Çok genç yaşta zor bir rol
Fakat, Leonardo Amerikan gençliği arasında yıldızı parlamış henüz 19 yaşında, deneyimsiz bir oyuncuydu. Senaryonun karmaşıklığı ve duygu yoğunluğunun, Rimbaud ile Verlaine arasındaki ateşli sevişme sahnelerinin altından kalkabilecek miydi?
DiCaprio Total Eclipse filminin başında 16 yaşındaki Rimbaud'yu başarıyla canlandırıyor sonra film boyunca yaşı ilerliyordu.
'Sanki oynadığı karakter oluyor'
Yönetmen Holland yakın zamanda filmi bir grup öğrenciye gösterdiğini, DiCaprio'nun oradaki performansını yıllar sonra kendisinin de bir kez daha hayranlıkla izlediğini anlatıyor.
Holland, "Bugün eşcinsel aşk hikayeleri daha popüler. Fakat biz bu filmi çektiğimiz sırada, Kaliforniya'da büyümüş bir oğlan çocuğu için bunun zor bir rol olacağını biliyordum. Ama Leonardo ile konuştuğumda derin bir algı ve hayal gücü olduğunu farkettim. Rolüne girdiğinde bir tür medyum gibi oluyor. Sanki oynadığı karakter onun bedenine girmiş gibi oluyor" diyor.
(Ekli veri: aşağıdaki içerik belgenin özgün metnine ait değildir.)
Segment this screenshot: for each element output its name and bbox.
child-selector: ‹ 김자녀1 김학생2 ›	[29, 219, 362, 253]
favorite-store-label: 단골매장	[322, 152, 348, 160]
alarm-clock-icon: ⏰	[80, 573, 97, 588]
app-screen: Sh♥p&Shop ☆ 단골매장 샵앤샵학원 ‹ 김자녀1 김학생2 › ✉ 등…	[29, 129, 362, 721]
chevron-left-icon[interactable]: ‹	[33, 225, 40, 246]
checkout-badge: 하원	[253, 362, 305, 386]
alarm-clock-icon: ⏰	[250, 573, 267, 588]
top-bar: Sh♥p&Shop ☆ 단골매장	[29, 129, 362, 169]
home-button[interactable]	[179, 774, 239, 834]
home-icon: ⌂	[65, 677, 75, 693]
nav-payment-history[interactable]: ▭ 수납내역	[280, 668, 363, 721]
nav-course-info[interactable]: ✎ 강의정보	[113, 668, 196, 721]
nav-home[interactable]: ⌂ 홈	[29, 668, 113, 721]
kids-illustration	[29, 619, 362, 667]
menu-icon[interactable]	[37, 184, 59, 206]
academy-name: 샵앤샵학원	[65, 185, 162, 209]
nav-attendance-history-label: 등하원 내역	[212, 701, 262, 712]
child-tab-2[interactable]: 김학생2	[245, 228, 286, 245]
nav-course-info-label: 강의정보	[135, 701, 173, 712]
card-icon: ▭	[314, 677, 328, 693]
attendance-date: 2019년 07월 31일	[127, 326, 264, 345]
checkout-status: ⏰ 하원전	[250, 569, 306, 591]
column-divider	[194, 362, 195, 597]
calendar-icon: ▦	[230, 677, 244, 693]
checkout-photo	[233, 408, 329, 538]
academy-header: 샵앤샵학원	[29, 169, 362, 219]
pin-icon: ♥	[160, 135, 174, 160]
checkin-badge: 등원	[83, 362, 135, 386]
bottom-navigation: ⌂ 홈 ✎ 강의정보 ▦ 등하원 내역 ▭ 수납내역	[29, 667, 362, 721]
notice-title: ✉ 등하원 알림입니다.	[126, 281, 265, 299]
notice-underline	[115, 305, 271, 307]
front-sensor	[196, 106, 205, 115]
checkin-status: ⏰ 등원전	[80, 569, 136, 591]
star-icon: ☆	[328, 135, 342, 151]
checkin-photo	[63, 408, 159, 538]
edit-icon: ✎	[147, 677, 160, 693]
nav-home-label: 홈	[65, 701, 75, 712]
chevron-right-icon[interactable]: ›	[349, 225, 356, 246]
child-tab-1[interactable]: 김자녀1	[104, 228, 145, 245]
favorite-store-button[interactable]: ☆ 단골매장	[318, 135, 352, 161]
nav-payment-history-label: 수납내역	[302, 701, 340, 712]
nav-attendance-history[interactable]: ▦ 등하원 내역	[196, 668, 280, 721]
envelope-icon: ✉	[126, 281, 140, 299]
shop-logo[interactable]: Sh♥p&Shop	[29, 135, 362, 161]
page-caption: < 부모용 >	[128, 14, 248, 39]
Yönetmene göre DiCaprio rolüne klasik Amerikan oyunculuğunun, canlandırdığı karakterin iç dünyasını kendi deneyiminden hareketle yaratma yöntemini kullanmıyor.
"Fakat, seyreden herkesi, hatta yönetmeni şaşkınlık içinde bırakan başka bir şey yapıyor. Sahne sahne baktığınızda, onun, oynadığı karakterin kendisi haline geldiğini görüyorsunuz" diye tarif ediyor DiCaprio'nun oyunculuğunu.
'Tek sıkıcı film yapmadı'
New York dergisinin Hollywood haberlerini yapan Stacey Wilson Hunt, DiCaprio'nun bu yıl en iyi erkek oyuncu ödülünü alacağını herkesin tahmin etmiş olmasının, sadece Revenant filmindeki rolüyle açıklanamayacağını söylüyor.
"Revenant iyi bir film. Fakat, Hollywood'da Leo'nun bu ödülü almasının uzun süredir geciktiği hissi vardı. Son on yıl içinde tek bir kötü ya da sıkıcı film yapmadı. Bunu Tom Hanks, Tom Cruise ya da Will Smith için söyleyemezsiniz mesela. Bir de insanlar Leo'yu seviyor ve Hollywood'da bu kimin kazanacağını belirleyen önemli bir faktördür."
"Leo ayrıca gizemli biri ve insanlar gizemli şeyleri seviyor. Hep de öyle kalacak bence. Nasıl başardıysa, süper modellerle sağda solda görünmesine rağmen özel hayatının gizliliğini büyük ölçüde korumayı başardı. Bir de son yıllarda çevre aktivistliğine soyundu. Bu yönü bir şovdan ibaret değil. Çevre örgütlerine milyonlarca dolar yardım yaptı. Herşeyi reklam için kullanmadı. Bunlar da izleyicilerin beğendiği şeyler."